Man könnte das durchaus unter das Motto 'Gruftis gegen Volksverblödung' stellen, denn ganz ehrlich: Wer setzt sich denn heute schon noch freiwillig nach seiner aktiven Schulzeit mit "Die schlesischen Weber" auseinander?
In Verbindung mit der überzeugenden musikalischen Umsetzung stehen die Chancen dafür ungleich besser und LEICHENWETTER rufen deutlich in Erinnerung, dass die düster-morbiden Dichtungen aus vergangenen Tagen auch heute nichts von ihrer Aktualität eingebüßt haben. Vergänglichkeit, Todessehnsucht, Verzweiflung... das sind einfach Themen ohne Verfallsdatum.

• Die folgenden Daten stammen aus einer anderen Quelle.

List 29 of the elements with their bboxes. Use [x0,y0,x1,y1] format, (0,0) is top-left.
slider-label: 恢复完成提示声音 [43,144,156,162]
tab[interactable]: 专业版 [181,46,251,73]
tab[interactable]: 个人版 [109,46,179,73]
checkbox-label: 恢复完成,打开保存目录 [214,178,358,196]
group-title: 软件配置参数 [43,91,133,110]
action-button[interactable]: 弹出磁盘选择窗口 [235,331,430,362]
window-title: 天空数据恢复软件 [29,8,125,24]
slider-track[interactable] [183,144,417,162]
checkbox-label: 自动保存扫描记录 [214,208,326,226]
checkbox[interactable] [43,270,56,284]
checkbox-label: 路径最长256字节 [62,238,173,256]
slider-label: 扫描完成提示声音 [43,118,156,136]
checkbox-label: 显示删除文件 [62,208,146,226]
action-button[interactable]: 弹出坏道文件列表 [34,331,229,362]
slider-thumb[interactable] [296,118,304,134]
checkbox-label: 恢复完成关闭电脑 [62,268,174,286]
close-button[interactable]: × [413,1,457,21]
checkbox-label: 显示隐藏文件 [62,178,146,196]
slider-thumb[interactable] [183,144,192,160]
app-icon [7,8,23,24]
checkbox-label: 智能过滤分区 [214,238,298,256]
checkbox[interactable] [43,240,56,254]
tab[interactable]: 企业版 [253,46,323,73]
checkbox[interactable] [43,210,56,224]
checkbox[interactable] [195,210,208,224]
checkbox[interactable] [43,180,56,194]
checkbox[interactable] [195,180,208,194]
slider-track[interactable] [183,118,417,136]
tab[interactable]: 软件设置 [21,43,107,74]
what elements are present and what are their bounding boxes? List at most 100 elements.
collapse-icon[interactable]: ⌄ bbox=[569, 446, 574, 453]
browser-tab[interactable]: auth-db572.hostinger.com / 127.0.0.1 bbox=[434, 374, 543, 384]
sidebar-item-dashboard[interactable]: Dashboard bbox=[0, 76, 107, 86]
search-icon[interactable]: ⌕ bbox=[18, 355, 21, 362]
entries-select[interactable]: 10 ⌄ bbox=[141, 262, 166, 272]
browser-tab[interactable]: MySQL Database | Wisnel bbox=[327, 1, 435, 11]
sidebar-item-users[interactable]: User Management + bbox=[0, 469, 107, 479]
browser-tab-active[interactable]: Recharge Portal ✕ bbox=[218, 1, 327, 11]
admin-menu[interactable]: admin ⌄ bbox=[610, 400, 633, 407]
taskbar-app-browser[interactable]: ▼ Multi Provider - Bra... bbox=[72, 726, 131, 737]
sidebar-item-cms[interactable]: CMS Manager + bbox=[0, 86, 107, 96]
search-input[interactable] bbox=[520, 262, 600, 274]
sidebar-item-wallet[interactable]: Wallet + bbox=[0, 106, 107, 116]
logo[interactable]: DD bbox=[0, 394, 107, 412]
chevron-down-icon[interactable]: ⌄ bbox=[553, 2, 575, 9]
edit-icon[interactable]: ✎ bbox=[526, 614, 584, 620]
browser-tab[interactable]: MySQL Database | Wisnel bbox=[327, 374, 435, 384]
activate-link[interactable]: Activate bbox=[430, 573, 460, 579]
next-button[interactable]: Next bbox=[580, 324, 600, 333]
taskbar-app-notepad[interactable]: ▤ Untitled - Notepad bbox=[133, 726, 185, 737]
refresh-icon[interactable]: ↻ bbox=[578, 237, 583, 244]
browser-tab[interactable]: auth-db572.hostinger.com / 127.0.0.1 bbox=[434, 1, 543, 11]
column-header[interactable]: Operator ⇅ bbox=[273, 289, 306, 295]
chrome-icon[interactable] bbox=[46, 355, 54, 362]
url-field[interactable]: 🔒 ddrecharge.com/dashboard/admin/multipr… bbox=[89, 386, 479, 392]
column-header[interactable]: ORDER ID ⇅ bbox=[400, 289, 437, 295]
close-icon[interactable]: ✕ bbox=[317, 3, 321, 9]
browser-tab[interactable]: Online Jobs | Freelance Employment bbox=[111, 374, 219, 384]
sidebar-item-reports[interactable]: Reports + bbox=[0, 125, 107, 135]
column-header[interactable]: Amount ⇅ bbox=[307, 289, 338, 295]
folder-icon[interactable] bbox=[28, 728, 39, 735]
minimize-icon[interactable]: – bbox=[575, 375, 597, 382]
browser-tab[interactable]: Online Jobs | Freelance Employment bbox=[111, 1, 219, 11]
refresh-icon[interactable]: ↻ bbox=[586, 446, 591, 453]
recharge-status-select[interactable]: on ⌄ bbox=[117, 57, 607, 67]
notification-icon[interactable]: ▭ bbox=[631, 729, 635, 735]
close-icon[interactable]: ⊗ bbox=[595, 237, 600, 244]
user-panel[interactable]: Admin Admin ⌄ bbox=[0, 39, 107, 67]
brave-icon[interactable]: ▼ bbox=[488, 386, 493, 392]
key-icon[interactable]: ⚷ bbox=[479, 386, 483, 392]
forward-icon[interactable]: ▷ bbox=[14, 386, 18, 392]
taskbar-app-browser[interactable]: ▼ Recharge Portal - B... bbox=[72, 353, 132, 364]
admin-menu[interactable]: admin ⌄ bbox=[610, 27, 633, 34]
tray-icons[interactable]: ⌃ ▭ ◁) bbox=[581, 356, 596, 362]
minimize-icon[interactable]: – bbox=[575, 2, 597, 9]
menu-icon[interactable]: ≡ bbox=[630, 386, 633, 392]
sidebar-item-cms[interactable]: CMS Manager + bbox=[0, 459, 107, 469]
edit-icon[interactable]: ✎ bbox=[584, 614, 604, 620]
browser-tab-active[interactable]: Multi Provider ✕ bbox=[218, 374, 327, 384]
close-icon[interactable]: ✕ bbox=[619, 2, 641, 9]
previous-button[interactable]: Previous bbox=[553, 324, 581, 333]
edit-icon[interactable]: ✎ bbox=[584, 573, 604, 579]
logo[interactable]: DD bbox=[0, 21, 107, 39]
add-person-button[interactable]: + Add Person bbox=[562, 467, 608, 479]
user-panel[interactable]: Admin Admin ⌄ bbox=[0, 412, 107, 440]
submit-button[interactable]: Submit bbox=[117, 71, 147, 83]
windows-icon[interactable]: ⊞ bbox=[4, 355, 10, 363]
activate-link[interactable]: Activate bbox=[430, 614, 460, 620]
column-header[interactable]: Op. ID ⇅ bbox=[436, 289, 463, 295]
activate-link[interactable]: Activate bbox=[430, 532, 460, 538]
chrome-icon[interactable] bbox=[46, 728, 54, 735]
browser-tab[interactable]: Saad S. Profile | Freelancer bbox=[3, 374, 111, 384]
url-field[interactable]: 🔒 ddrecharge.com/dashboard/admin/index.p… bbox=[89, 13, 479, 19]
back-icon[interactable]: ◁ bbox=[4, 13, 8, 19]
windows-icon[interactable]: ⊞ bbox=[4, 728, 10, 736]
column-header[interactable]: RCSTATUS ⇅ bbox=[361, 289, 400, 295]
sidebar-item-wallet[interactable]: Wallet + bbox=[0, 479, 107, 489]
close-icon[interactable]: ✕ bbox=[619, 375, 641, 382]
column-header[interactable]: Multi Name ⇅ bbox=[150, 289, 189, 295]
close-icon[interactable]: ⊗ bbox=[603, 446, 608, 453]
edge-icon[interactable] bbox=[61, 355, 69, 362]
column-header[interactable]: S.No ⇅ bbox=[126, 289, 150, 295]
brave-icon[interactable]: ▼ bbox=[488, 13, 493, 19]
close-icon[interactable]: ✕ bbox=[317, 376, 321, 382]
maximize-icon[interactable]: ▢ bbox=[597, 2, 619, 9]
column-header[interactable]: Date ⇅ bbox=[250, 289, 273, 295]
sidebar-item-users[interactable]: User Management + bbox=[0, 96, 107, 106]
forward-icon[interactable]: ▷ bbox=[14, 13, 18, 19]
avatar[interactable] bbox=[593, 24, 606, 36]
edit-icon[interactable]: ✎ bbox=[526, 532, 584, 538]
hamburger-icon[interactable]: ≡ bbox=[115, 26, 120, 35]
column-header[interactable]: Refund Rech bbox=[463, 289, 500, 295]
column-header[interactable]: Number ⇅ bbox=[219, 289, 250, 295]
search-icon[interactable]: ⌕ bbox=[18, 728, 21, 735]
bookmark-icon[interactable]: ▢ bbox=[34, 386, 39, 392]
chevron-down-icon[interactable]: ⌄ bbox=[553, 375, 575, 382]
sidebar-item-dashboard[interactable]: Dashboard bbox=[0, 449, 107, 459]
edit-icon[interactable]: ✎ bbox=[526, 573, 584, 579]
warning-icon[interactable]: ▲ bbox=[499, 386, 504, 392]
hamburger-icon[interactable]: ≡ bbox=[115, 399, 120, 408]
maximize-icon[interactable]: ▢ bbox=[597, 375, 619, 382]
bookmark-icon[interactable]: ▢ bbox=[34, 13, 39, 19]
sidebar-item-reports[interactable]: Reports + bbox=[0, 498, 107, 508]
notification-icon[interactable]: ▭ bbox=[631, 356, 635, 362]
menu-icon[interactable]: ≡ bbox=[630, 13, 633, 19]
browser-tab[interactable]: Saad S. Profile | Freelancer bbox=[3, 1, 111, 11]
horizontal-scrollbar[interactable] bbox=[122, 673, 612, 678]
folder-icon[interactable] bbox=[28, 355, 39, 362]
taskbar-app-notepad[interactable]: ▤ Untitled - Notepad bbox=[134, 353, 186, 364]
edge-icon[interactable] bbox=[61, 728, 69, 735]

Etwas aus dem Rahmen fällt die Cover-Version von Nino DeAngelos Jenseits von Eden. Keiner wird ernsthaft den Autor Drafi Deutscher auf eine Stufe mit den übrigen vertretenen großen Literaten stellen wollen, aber hier liefern LEICHENWETTER ein gutes Beispiel ab, wie ein anderes musikalisches Arrangement die Wirkung eines Textes verändern kann.

Nicht verschwiegen werden soll, dass Sänger Numen mal mehr, mal weniger lispelt, was mal mehr, mal weniger als störend empfunden werden könnte. Trotzdem: Daumen nach oben für LEICHENWETTER und ihr intensives, ambitioniertes Werk.